Well, at least one big issue is off the table.
Adios Mr. Balsillie. Seems like we hardly knew yee. Of course, we really had no desire to know yee. Please pack your moneybags and go back to Canada. (But you are welcome to visit anytime, our tourism industry needs your help)
Perhaps the best part of this decision is that we will no longer be treated to Jimberry's smiling picture framed by the Canadian flag every time we open a north of the border website reporting on the Coyotes. That had just gotten bleeping painful.
I won't rehash the entire judgement here but one simple sentence from page 25 pretty much summed it up..."This conclusion effectively is the end of the efforts of PSE, Balsillie, Moyes and The Coyotes to force a sale and relocation of the hockey team."
Thank you Judge Tom.
OK, so now the Balsillie option is off the table. What next?
We know that the Coyotes will play this year in Glendale, the NHL is in charge of revising their bid or finding a new owner and that if a favorable financial deal can be cut, hockey will be assured in Arizona for years to come.
Balsillie has already said he will not appeal. And through his lawyers, Moyes said they are considering next steps but trying to wage an appeal on bankruptcy and franchise law seems to be a longshot. There is no expedient path for an appeal. If Mr. Moyes decides to appeal, he will get on the end of the line and wait his turn in court. It will be a very long time before he will get a hearing, much less any satisfaction.

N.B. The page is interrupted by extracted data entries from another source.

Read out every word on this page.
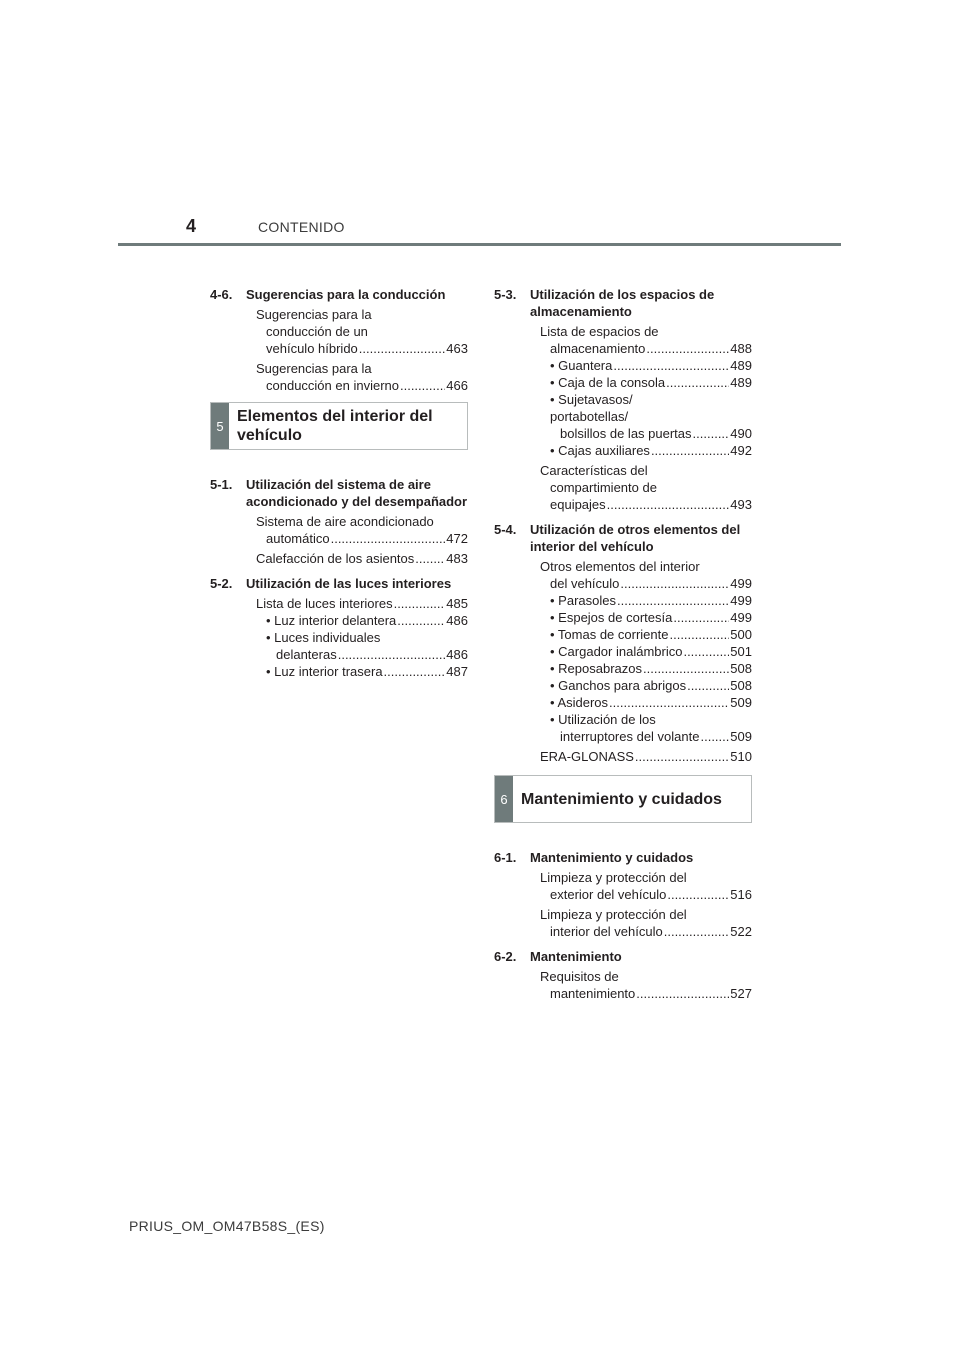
4	CONTENIDO
4-6. Sugerencias para la conducción
Sugerencias para la
conducción de un
vehículo híbrido .....	463
Sugerencias para la
conducción en invierno .....	466
5
Elementos del interior del vehículo
5-1. Utilización del sistema de aire acondicionado y del desempañador
Sistema de aire acondicionado
automático .....	472
Calefacción de los asientos ..... 483
5-2. Utilización de las luces interiores
Lista de luces interiores .....	485
• Luz interior delantera .....	486
• Luces individuales
delanteras .....	486
• Luz interior trasera .....	487
5-3. Utilización de los espacios de almacenamiento
Lista de espacios de
almacenamiento .....	488
• Guantera .....	489
• Caja de la consola .....	489
• Sujetavasos/
portabotellas/
bolsillos de las puertas .....	490
• Cajas auxiliares .....	492
Características del
compartimiento de
equipajes .....	493
5-4. Utilización de otros elementos del interior del vehículo
Otros elementos del interior
del vehículo .....	499
• Parasoles .....	499
• Espejos de cortesía .....	499
• Tomas de corriente .....	500
• Cargador inalámbrico .....	501
• Reposabrazos .....	508
• Ganchos para abrigos .....	508
• Asideros .....	509
• Utilización de los
interruptores del volante ..... 509
ERA-GLONASS .....	510
6 Mantenimiento y cuidados
6-1. Mantenimiento y cuidados
Limpieza y protección del
exterior del vehículo .....	516
Limpieza y protección del
interior del vehículo .....	522
6-2. Mantenimiento
Requisitos de
mantenimiento .....	527
PRIUS_OM_OM47B58S_(ES)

Of course, if he had competent legal counsel they would tell him that any appeal is a longshot. As I assume they told him when he first tried this whole bankruptcy/side door gambit.
But after watching his efforts as a team owner, I don't know if he would listen to sound legal advice if he got it.
So now the NHL has a clear shot at taking undisputed ownership of the Coyotes. They could continue as debtors in possession, revise their bid (as directed by Judge Baum) and become the interim owners or line up an alternate bidder (did someone say Jerry Reinsdorf?) to complete the purchase through bankruptcy.
And despite what you might have read, the NHL or other owners need not sweeten the pot by adding money to their bid. They could actually lower their offer. The only reason their bid was not accepted was that they tried to exclude claims by Moyes and Wayne Gretzky so that all other unsecured creditors would be paid. That won't happen without another hearing...before Judge Baum. Of course this could mean that some unsecured creditors don't get paid. That won't be good for the credibility of the team around town.
How the NHL chooses to handle this is probably under heavy discussion. The owners of the other teams would certainly prefer to minimize their losses. Lawyers are getting rich and the team continues to bleed cash. No one ever imagined that the league would have to fight to maintain their rights and constitution. That wasn't in the budget this year.
One would also theorize that new owners would prefer to get the team sooner rather than later to start rebuilding the fan base. If the Reinsdorf-Kaites-Tavares-Reinsdorf Jr. group or our friends from Ice Edge are still interested in the team, they now have a window to act.
One can also conclude that The City of Glendale would like to get this mess put away as soon as possible. Of course, that will come with a price for the City. The new owners, whoever they are, will require a new revised lease and the city either needs to pony up now or face more lawsuits and a possible departure of the team.
It would seem like all the elements are in place for quick action. Legal barriers have been removed. The NHL is back in charge, where they should have been all along. And its' in everyone's best interests to get a deal done as soon as possible.
Which would be a refreshing change from the tedious pace we've moved at over the last 5 months.